In several Nepean neighbourhoods, the sudden silence of a power cut is often quickly replaced by the familiar hum of gas generators. For residents in areas like Manordale, McKellar Park, and Crestview, electrical outages are not rare emergencies but a recurring fact of life, prompting many to develop detailed contingency plans for multi-day blackouts.
A Community Forged by Frequent Failures
Brittany Lauzon, who lives in a century-old farmhouse in Manordale, says power cuts are so common that her neighbourhood has developed a systematic response. Outages occur frequently enough that a community-wide backup strategy is now in place. When the lights go out, her neighbour allows her to plug her refrigerator into his generator. Lauzon herself runs a smaller gas-powered unit to keep essential items, like her fish tanks, operational.
"We just have a system in our neighbourhood because we have so many outages," Lauzon explained in an interview published on December 29, 2025. "It made me realize that, yeah, we have a problem around here." Residents have even established an informal courtesy, turning generators off at night to minimize noise pollution for others.
Aging Infrastructure and Communication Gaps
The reliance on fossil-fuel backups has ironically stalled some green home upgrades. Lauzon's family would like to phase out gas systems for electric alternatives but finds it unrealistic due to the unreliable grid. They refuse to remove their gas fireplace, as it remains their primary heat source during unexpected blackouts.
Communication from the utility provider, Hydro Ottawa, is a significant point of frustration for residents. Judy Bond, another Manordale resident, notes that while she expects occasional outages in an area with aging infrastructure, information is slow to arrive. It often takes 20 to 30 minutes for the Hydro Ottawa outage map to update with an estimated restoration time or cause. This leaves residents like Bond refreshing their screens in the dark, unsure of the problem's scope or duration.

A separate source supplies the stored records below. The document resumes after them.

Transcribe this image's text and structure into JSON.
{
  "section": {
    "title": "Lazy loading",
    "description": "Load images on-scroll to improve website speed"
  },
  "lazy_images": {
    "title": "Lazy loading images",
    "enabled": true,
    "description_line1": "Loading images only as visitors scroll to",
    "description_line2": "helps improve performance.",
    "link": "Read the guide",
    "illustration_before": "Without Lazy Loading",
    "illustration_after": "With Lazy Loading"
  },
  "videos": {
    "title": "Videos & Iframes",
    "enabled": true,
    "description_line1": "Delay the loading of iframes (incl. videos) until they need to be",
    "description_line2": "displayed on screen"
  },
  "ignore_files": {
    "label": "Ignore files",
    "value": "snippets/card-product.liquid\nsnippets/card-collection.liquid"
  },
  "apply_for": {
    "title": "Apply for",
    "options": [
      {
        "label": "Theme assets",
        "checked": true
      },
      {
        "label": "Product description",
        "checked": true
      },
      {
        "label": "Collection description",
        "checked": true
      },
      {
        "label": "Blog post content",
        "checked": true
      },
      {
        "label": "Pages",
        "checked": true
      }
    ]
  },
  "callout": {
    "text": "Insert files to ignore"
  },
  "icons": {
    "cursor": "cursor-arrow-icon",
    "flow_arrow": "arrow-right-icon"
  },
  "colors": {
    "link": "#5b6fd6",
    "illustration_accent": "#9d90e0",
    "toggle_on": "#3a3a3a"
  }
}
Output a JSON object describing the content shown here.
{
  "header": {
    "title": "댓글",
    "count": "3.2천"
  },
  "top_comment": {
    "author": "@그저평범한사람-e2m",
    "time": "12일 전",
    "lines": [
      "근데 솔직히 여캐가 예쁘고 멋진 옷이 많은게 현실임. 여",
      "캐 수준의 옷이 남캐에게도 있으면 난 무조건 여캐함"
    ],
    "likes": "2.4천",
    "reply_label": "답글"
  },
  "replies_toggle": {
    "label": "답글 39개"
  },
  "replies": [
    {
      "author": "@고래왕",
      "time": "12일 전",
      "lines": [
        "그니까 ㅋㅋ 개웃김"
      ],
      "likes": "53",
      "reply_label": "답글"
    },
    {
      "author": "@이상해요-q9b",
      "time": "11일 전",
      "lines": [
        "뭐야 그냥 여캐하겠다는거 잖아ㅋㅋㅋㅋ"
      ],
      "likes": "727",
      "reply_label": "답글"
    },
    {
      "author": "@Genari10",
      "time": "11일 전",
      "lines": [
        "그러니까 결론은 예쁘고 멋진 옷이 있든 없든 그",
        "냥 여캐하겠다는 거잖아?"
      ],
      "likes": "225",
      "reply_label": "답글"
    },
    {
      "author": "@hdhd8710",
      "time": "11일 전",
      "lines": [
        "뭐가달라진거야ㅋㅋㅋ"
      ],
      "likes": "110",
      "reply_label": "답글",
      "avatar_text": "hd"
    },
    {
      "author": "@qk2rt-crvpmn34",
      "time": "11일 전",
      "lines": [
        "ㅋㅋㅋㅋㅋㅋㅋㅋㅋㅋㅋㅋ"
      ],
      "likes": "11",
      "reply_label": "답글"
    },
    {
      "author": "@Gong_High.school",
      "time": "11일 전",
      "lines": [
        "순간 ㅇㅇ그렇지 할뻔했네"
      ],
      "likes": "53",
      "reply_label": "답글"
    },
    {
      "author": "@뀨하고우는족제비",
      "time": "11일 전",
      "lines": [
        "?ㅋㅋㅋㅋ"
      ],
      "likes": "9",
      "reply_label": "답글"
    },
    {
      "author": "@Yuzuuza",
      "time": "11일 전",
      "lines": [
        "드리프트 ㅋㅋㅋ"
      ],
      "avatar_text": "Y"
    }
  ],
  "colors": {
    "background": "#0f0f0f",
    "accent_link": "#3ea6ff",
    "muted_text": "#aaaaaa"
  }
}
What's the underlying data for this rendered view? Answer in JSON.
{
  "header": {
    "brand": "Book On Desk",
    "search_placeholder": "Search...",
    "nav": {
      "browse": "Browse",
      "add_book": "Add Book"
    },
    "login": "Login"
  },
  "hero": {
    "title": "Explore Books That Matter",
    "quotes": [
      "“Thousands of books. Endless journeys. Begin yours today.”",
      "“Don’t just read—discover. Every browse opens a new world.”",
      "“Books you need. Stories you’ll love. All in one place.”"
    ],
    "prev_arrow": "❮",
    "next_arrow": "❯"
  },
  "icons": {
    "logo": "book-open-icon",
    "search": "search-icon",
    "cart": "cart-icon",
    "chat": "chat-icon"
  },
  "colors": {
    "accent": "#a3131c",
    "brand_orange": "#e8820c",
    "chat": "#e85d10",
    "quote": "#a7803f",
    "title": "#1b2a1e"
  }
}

Lauzon describes a neighbourhood game of "broken telephone" that starts with every flicker, as people try to piece together information that the official channels aren't promptly providing.
A Widespread Issue Across Nepean
This challenge is not confined to Manordale. Residents in other established Nepean pockets, including McKellar Park and Crestview, report similar experiences with unpredictable power reliability. The shared reality has led many households to invest in generators and craft personal backup plans, treating prolonged outages as a foreseeable event rather than an anomaly.
According to Hydro Ottawa, outages can be either unplanned—resulting from equipment failure, fallen trees, or severe weather—or planned for scheduled maintenance. However, for those living in the affected zones, the distinction matters less than the frequency and the perceived lack of timely communication and infrastructure upgrades to address the root causes.
The situation highlights a growing divide between urban service reliability and the experience in some older suburban communities, where residents feel they must personally shoulder the burden of an unstable electrical grid.